Con una storica sentenza della Corte di Cassazione, la giustizia italiana ribadisce un principio fondamentale: chi mantiene la propria moglie in una condizione di dipendenza economica e sessuale commette reato. Lo ha stabilito la Terza Sezione Penale della Corte di Cassazione con la sentenza n. 21568 depositata il 9 giugno 2025, confermando in via definitiva la condanna a carico di un marito responsabile di maltrattamenti in famiglia e violenza sessuale.
La Suprema Corte ha chiarito che le condotte tese a limitare l’autonomia economica della partner, unite a comportamenti sessualmente prevaricatori, integrano gli estremi del reato di maltrattamenti in famiglia. Secondo gli ermellini, infatti,
“l’elemento oggettivo del reato si configura attraverso una serie di atti, anche non necessariamente delittuosi, ma di natura vessatoria, capaci di causare sofferenze fisiche o morali alla vittima”.
I giudici sottolineano che non è indispensabile una durata prolungata nel tempo per configurare il reato: è sufficiente la ripetizione di comportamenti lesivi, anche in un periodo limitato. L’abitualità, infatti, non richiede la totale assenza di momenti di tranquillità o accordo tra le parti, né l’annullamento della capacità di autodeterminazione della vittima.
Nella ricostruzione dei fatti, emerge un quadro inquietante: il marito non solo agiva in modo violento e minaccioso, ma esercitava anche un controllo sistematico sul piano sessuale ed economico, contribuendo a rendere la vita della moglie dolorosa e priva di libertà.
Il comportamento dell’uomo è stato riconosciuto come vessatorio e sistematico, tanto da compromettere gravemente la dignità e la salute psicofisica della donna. L’imposizione sessuale e il controllo delle risorse economiche rappresentano, secondo i giudici, manifestazioni concrete di una violenza domestica che non si limita agli episodi fisici, ma si estende alla violenza psicologica e alla limitazione dell’indipendenza personale.
Secondo l’articolo 572 del Codice Penale, il reato di maltrattamenti contro familiari o conviventi si configura quando una persona abitualmente maltratta un familiare, un convivente o un soggetto sottoposto alla sua autorità o affidamento. La condotta deve causare uno stato di sofferenza prolungata, anche se alternato da momenti di apparente normalità.

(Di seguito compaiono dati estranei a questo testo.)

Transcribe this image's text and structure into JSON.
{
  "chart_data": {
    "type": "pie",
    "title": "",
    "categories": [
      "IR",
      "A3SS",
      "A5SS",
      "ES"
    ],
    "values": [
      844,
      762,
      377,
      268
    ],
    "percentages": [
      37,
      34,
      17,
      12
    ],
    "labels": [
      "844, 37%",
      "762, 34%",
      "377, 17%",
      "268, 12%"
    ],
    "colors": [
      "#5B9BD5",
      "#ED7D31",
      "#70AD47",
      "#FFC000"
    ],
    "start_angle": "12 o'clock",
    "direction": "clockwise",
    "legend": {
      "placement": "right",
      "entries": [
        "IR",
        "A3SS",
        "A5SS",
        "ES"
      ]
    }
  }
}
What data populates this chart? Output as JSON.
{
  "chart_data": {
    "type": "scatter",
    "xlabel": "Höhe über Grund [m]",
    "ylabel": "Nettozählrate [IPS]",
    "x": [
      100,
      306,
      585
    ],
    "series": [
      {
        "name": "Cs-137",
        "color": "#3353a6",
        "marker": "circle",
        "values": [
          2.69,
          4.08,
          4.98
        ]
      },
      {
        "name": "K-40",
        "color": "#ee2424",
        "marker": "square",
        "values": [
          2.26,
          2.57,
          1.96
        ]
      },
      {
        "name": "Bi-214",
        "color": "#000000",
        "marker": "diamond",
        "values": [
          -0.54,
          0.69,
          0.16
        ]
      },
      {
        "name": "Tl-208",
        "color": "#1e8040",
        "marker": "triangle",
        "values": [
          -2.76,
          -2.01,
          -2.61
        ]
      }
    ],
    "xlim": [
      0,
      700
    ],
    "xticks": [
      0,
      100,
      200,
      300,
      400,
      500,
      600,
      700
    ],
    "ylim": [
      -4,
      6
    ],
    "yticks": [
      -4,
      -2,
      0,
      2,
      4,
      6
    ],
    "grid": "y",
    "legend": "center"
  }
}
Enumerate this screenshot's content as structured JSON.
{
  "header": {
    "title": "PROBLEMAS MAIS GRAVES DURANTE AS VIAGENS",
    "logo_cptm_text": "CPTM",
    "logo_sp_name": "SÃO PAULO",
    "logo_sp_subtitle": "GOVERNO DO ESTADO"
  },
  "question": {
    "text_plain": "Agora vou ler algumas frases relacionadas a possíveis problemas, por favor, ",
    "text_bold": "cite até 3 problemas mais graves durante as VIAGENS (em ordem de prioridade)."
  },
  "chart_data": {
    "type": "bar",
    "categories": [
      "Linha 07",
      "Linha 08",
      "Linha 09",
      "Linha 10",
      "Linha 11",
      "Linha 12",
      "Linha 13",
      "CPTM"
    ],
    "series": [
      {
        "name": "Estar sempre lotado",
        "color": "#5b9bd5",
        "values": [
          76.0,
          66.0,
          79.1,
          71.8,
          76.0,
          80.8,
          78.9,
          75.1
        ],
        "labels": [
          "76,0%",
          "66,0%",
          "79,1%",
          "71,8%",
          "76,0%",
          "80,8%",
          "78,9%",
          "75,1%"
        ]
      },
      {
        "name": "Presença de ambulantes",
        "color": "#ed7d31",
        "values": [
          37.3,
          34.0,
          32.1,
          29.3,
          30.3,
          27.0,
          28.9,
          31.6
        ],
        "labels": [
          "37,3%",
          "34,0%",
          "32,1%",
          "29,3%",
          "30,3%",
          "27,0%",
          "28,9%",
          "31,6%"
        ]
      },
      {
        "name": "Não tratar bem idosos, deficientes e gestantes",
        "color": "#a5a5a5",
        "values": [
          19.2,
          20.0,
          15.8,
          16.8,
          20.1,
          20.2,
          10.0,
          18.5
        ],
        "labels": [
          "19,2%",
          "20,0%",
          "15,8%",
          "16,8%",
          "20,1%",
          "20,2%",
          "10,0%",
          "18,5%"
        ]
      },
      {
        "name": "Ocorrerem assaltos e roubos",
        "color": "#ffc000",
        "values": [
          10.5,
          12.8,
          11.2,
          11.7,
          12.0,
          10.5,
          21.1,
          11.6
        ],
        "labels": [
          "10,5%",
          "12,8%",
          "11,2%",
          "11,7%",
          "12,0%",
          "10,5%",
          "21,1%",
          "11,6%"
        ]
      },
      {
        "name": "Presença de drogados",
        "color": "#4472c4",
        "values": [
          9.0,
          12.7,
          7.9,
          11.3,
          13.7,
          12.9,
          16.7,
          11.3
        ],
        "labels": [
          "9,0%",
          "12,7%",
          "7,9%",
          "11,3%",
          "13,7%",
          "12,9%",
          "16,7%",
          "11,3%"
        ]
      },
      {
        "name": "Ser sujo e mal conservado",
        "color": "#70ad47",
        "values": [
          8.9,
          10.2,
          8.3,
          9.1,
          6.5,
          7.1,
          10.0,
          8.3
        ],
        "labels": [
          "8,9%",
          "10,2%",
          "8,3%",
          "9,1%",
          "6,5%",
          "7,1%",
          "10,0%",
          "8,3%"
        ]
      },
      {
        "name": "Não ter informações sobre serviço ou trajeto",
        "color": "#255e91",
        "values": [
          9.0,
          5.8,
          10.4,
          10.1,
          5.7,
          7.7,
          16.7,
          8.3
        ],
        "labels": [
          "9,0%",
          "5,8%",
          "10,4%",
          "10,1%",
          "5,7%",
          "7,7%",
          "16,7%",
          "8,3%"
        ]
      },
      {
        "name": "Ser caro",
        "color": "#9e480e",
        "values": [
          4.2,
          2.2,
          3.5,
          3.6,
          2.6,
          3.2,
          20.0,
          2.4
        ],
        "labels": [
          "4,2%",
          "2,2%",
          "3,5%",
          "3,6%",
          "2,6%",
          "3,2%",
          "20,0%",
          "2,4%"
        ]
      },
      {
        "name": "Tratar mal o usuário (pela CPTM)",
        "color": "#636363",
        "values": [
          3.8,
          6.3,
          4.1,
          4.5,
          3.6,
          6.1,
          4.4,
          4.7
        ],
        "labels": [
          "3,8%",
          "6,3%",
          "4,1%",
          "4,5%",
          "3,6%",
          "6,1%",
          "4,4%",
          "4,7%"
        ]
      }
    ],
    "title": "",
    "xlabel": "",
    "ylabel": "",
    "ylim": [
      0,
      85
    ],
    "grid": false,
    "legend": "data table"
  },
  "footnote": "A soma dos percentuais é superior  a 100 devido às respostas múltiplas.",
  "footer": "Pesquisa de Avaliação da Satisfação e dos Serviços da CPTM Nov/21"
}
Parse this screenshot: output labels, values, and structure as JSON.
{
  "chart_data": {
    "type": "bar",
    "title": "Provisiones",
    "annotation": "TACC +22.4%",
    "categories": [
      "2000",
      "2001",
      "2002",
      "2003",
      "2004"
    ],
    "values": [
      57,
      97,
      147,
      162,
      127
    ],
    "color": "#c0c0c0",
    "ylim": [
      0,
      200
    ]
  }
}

Nel caso in esame, la Corte ha specificato che la reiterazione di comportamenti lesivi, anche in assenza di danni fisici visibili, può bastare per giustificare una condanna. È dunque irrilevante che nel corso del tempo si siano alternati episodi di calma apparente: ciò non esclude la sussistenza del reato.
Con questa sentenza, la Cassazione rafforza l’indirizzo giurisprudenziale secondo cui la violenza domestica può assumere molteplici forme, non necessariamente evidenti o fisiche. Il controllo economico, la coercizione sessuale, l’umiliazione e la minaccia reiterata costituiscono condotte penalmente rilevanti che, se ripetute nel tempo, integrano l’abitualità richiesta dalla norma.
La pronuncia si inserisce in un contesto giurisprudenziale e sociale sempre più attento alla tutela delle vittime di violenza domestica. La Corte di Cassazione ribadisce che è compito del giudice valutare l’intero quadro comportamentale, tenendo conto non solo degli atti materiali ma anche degli effetti psicologici e relazionali prodotti sulle vittime.
Insomma, la sentenza n. 21568/2025 rappresenta un’importante conferma della volontà della giustizia italiana di riconoscere e contrastare le forme di violenza domestica meno visibili ma non meno gravi, come la privazione dell’autonomia economica e il controllo sessuale. Un messaggio chiaro contro ogni forma di sopraffazione nella vita di coppia.